Two Afghan guards were killed Thursday when suicide bombers and attackers besieged the office of a logistics company working with foreign forces, near the NATO-led force’s western HQ.
Western troops were deployed to quash the attack at the offices of Monaco-based international firm ES-KO on the outskirts of Herat city, where NATO soldiers passed control to Afghan forces four months ago.
It happened a few hundred metres (yards) from the International Security Assistance Force (ISAF) headquarters in western Afghanistan, which is Italian-led, as well as Herat’s airport.
The attack raises questions about security in the relatively peaceful province, handed over in July as part of plans for the 140,000 mainly US foreign troop force to leave Afghanistan by the end of 2014.

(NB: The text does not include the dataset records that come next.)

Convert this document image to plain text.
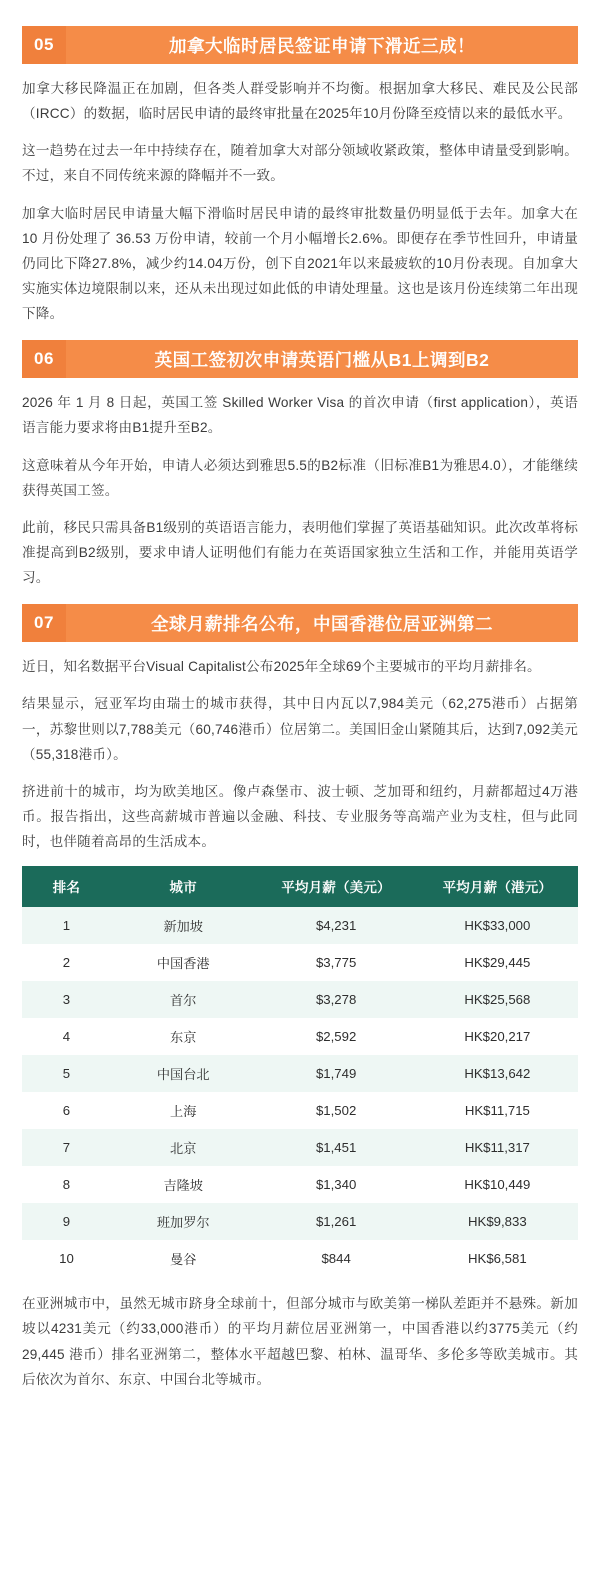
05	加拿大临时居民签证申请下滑近三成！

加拿大移民降温正在加剧，但各类人群受影响并不均衡。根据加拿大移民、难民及公民部（IRCC）的数据，临时居民申请的最终审批量在2025年10月份降至疫情以来的最低水平。

这一趋势在过去一年中持续存在，随着加拿大对部分领域收紧政策，整体申请量受到影响。不过，来自不同传统来源的降幅并不一致。

加拿大临时居民申请量大幅下滑临时居民申请的最终审批数量仍明显低于去年。加拿大在 10 月份处理了 36.53 万份申请，较前一个月小幅增长2.6%。即便存在季节性回升，申请量仍同比下降27.8%，减少约14.04万份，创下自2021年以来最疲软的10月份表现。自加拿大实施实体边境限制以来，还从未出现过如此低的申请处理量。这也是该月份连续第二年出现下降。

06	英国工签初次申请英语门槛从B1上调到B2

2026 年 1 月 8 日起，英国工签 Skilled Worker Visa 的首次申请（first application），英语语言能力要求将由B1提升至B2。

这意味着从今年开始，申请人必须达到雅思5.5的B2标准（旧标准B1为雅思4.0），才能继续获得英国工签。

此前，移民只需具备B1级别的英语语言能力，表明他们掌握了英语基础知识。此次改革将标准提高到B2级别，要求申请人证明他们有能力在英语国家独立生活和工作，并能用英语学习。

07	全球月薪排名公布，中国香港位居亚洲第二

近日，知名数据平台Visual Capitalist公布2025年全球69个主要城市的平均月薪排名。

结果显示，冠亚军均由瑞士的城市获得，其中日内瓦以7,984美元（62,275港币）占据第一，苏黎世则以7,788美元（60,746港币）位居第二。美国旧金山紧随其后，达到7,092美元（55,318港币）。

挤进前十的城市，均为欧美地区。像卢森堡市、波士顿、芝加哥和纽约，月薪都超过4万港币。报告指出，这些高薪城市普遍以金融、科技、专业服务等高端产业为支柱，但与此同时，也伴随着高昂的生活成本。

排名	城市	平均月薪（美元）	平均月薪（港元）
1	新加坡	$4,231	HK$33,000
2	中国香港	$3,775	HK$29,445
3	首尔	$3,278	HK$25,568
4	东京	$2,592	HK$20,217
5	中国台北	$1,749	HK$13,642
6	上海	$1,502	HK$11,715
7	北京	$1,451	HK$11,317
8	吉隆坡	$1,340	HK$10,449
9	班加罗尔	$1,261	HK$9,833
10	曼谷	$844	HK$6,581

在亚洲城市中，虽然无城市跻身全球前十，但部分城市与欧美第一梯队差距并不悬殊。新加坡以4231美元（约33,000港币）的平均月薪位居亚洲第一，中国香港以约3775美元（约 29,445 港币）排名亚洲第二，整体水平超越巴黎、柏林、温哥华、多伦多等欧美城市。其后依次为首尔、东京、中国台北等城市。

But in Brussels Thursday, NATO’s Secretary General Anders Fogh Rasmussen insisted its mission in Afghanistan was “moving in the right direction” despite a string of headline-grabbing “spectacular” attacks in recent weeks.

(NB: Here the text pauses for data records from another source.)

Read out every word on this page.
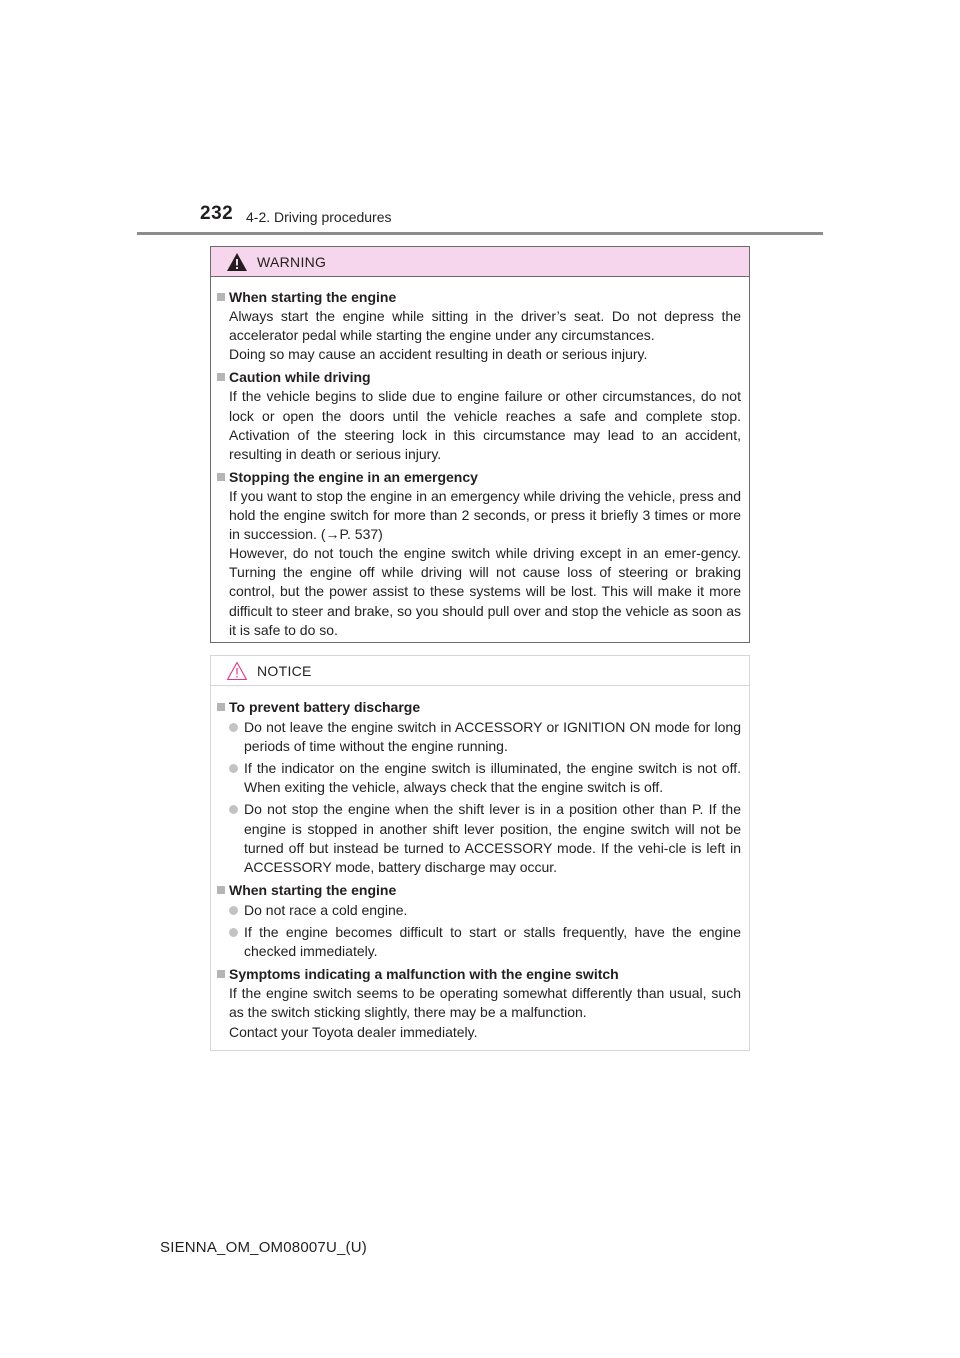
232 4-2. Driving procedures
WARNING
When starting the engine
Always start the engine while sitting in the driver’s seat. Do not depress the accelerator pedal while starting the engine under any circumstances.
Doing so may cause an accident resulting in death or serious injury.
Caution while driving
If the vehicle begins to slide due to engine failure or other circumstances, do not lock or open the doors until the vehicle reaches a safe and complete stop. Activation of the steering lock in this circumstance may lead to an accident, resulting in death or serious injury.
Stopping the engine in an emergency
If you want to stop the engine in an emergency while driving the vehicle, press and hold the engine switch for more than 2 seconds, or press it briefly 3 times or more in succession. (→P. 537)
However, do not touch the engine switch while driving except in an emer-gency. Turning the engine off while driving will not cause loss of steering or braking control, but the power assist to these systems will be lost. This will make it more difficult to steer and brake, so you should pull over and stop the vehicle as soon as it is safe to do so.
NOTICE
To prevent battery discharge
Do not leave the engine switch in ACCESSORY or IGNITION ON mode for long periods of time without the engine running.
If the indicator on the engine switch is illuminated, the engine switch is not off. When exiting the vehicle, always check that the engine switch is off.
Do not stop the engine when the shift lever is in a position other than P. If the engine is stopped in another shift lever position, the engine switch will not be turned off but instead be turned to ACCESSORY mode. If the vehi-cle is left in ACCESSORY mode, battery discharge may occur.
When starting the engine
Do not race a cold engine.
If the engine becomes difficult to start or stalls frequently, have the engine checked immediately.
Symptoms indicating a malfunction with the engine switch
If the engine switch seems to be operating somewhat differently than usual, such as the switch sticking slightly, there may be a malfunction.
Contact your Toyota dealer immediately.
SIENNA_OM_OM08007U_(U)
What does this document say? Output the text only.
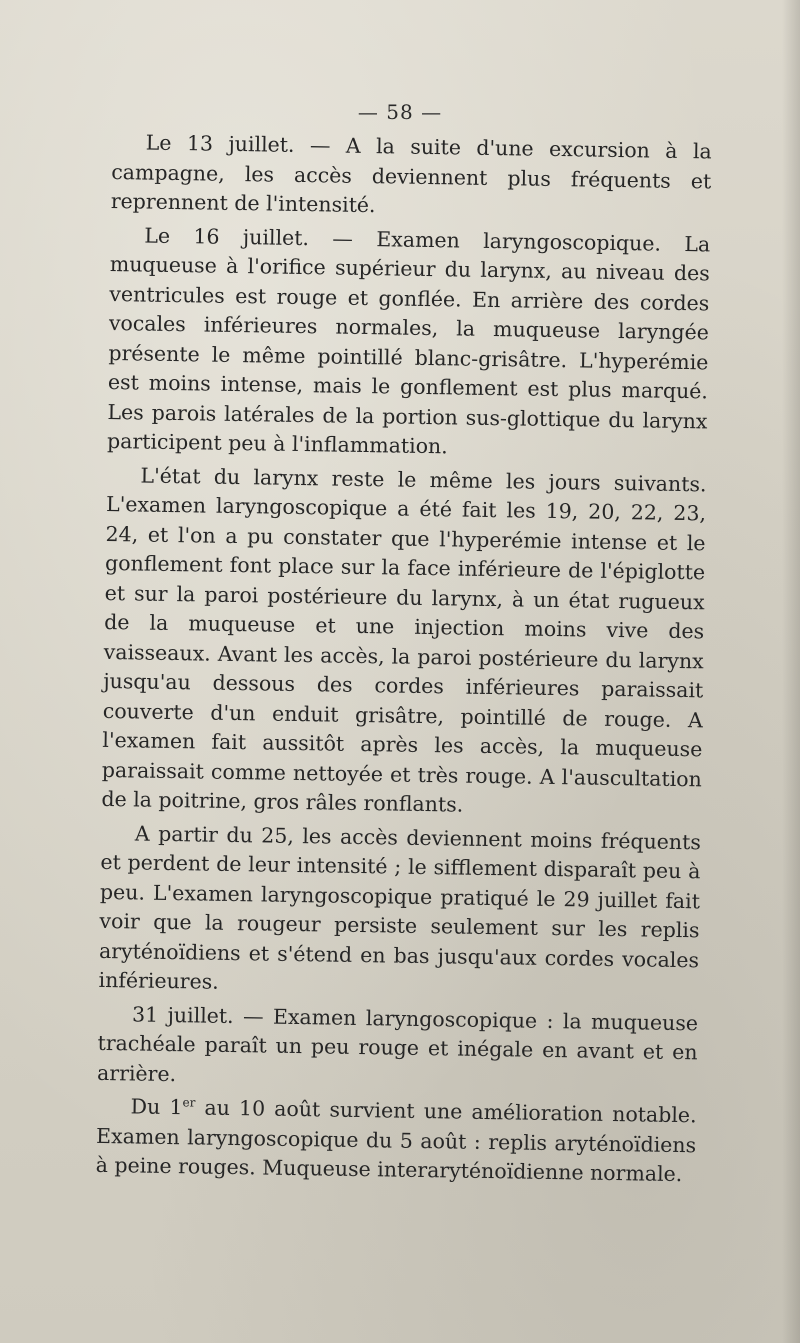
— 58 —

Le 13 juillet. — A la suite d'une excursion à la campagne, les accès deviennent plus fréquents et reprennent de l'intensité.

Le 16 juillet. — Examen laryngoscopique. La muqueuse à l'orifice supérieur du larynx, au niveau des ventricules est rouge et gonflée. En arrière des cordes vocales inférieures normales, la muqueuse laryngée présente le même pointillé blanc-grisâtre. L'hyperémie est moins intense, mais le gonflement est plus marqué. Les parois latérales de la portion sus-glottique du larynx participent peu à l'inflammation.

L'état du larynx reste le même les jours suivants. L'examen laryngoscopique a été fait les 19, 20, 22, 23, 24, et l'on a pu constater que l'hyperémie intense et le gonflement font place sur la face inférieure de l'épiglotte et sur la paroi postérieure du larynx, à un état rugueux de la muqueuse et une injection moins vive des vaisseaux. Avant les accès, la paroi postérieure du larynx jusqu'au dessous des cordes inférieures paraissait couverte d'un enduit grisâtre, pointillé de rouge. A l'examen fait aussitôt après les accès, la muqueuse paraissait comme nettoyée et très rouge. A l'auscultation de la poitrine, gros râles ronflants.

A partir du 25, les accès deviennent moins fréquents et perdent de leur intensité ; le sifflement disparaît peu à peu. L'examen laryngoscopique pratiqué le 29 juillet fait voir que la rougeur persiste seulement sur les replis aryténoïdiens et s'étend en bas jusqu'aux cordes vocales inférieures.

31 juillet. — Examen laryngoscopique : la muqueuse trachéale paraît un peu rouge et inégale en avant et en arrière.

Du 1er au 10 août survient une amélioration notable. Examen laryngoscopique du 5 août : replis aryténoïdiens à peine rouges. Muqueuse interaryténoïdienne normale.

These included a car bomb Saturday which killed 17 people, including 13 foreigners, in the deadliest single attack on NATO in Kabul in 10 years of war.

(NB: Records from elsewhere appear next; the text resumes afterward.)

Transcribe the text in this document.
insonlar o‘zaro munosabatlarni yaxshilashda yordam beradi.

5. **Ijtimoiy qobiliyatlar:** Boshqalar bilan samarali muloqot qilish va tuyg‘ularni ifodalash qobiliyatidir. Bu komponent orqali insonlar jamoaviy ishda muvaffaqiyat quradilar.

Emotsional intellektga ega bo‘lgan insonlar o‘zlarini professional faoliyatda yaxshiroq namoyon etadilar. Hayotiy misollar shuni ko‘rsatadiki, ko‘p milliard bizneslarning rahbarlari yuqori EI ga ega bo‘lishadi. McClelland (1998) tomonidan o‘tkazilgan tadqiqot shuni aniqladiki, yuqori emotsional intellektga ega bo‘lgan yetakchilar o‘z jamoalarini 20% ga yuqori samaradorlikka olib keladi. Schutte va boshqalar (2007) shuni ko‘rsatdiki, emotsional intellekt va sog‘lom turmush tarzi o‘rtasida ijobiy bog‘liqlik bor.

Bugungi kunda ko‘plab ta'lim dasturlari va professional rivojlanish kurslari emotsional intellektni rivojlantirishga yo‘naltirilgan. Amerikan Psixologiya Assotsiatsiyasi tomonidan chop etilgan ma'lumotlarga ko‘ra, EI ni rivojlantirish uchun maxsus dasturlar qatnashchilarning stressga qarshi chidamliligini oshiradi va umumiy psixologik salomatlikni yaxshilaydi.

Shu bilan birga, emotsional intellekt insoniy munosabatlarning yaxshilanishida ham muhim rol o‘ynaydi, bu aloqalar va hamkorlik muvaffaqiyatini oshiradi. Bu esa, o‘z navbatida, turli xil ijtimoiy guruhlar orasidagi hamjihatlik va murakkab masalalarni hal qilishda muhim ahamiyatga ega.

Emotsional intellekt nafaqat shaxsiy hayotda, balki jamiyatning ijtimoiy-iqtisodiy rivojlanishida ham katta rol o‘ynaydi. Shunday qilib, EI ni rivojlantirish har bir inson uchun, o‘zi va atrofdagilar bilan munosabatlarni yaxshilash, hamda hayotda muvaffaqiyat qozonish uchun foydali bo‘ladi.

One foreign soldier was among five people injured in the latest attack, according to Herat governor’s spokesman Mohayddin Noori.
An AFP reporter saw a wounded Italian soldier being walked away from the scene but a spokesman for the NATO-led ISAF could not confirm any injuries to its personnel.
Officials said the attack happened when two suicide bombers detonated a car bomb at the gates of the office, allowing three accomplices to get inside.
“Five attackers were killed along with two guards working for ES-KO company,” Noori told a press conference after the attack finished.
“Five people — one policeman, one ISAF soldier and one intelligence officer along with two other guards of the company — were wounded in today’s attack.”
Taliban claimed they carried out the suicide raid, according to the SITE Intelligence Group.
Taliban spokesman Muhammad Yusuf, in a statement monitored by SITE, said one of the fighters detonated an explosives-laden vehicle at the gates, enabling other attackers to enter.
The ISAF spokesman in western Afghanistan, who declined to be quoted by name, said it had provided ground and air support to Thursday’s operation, which took place outside the compound of Regional Command West.
Noori said that ISAF helicopters had been scrambled.
Noor Khan Nekzad, a regional police spokesman, said foreign forces killed the insurgents but the ISAF spokesman could not confirm this.
One witness, who did not give his name, told AFP he saw several wounded people evacuated after two men with guns and rocket-propelled grenades ran into the office and opened fire.
Attacks on contractors working with ISAF happen relatively frequently in Afghanistan. ES-KO works at a number of locations in Afghanistan and its recent projects have included extending the runway at Herat airport.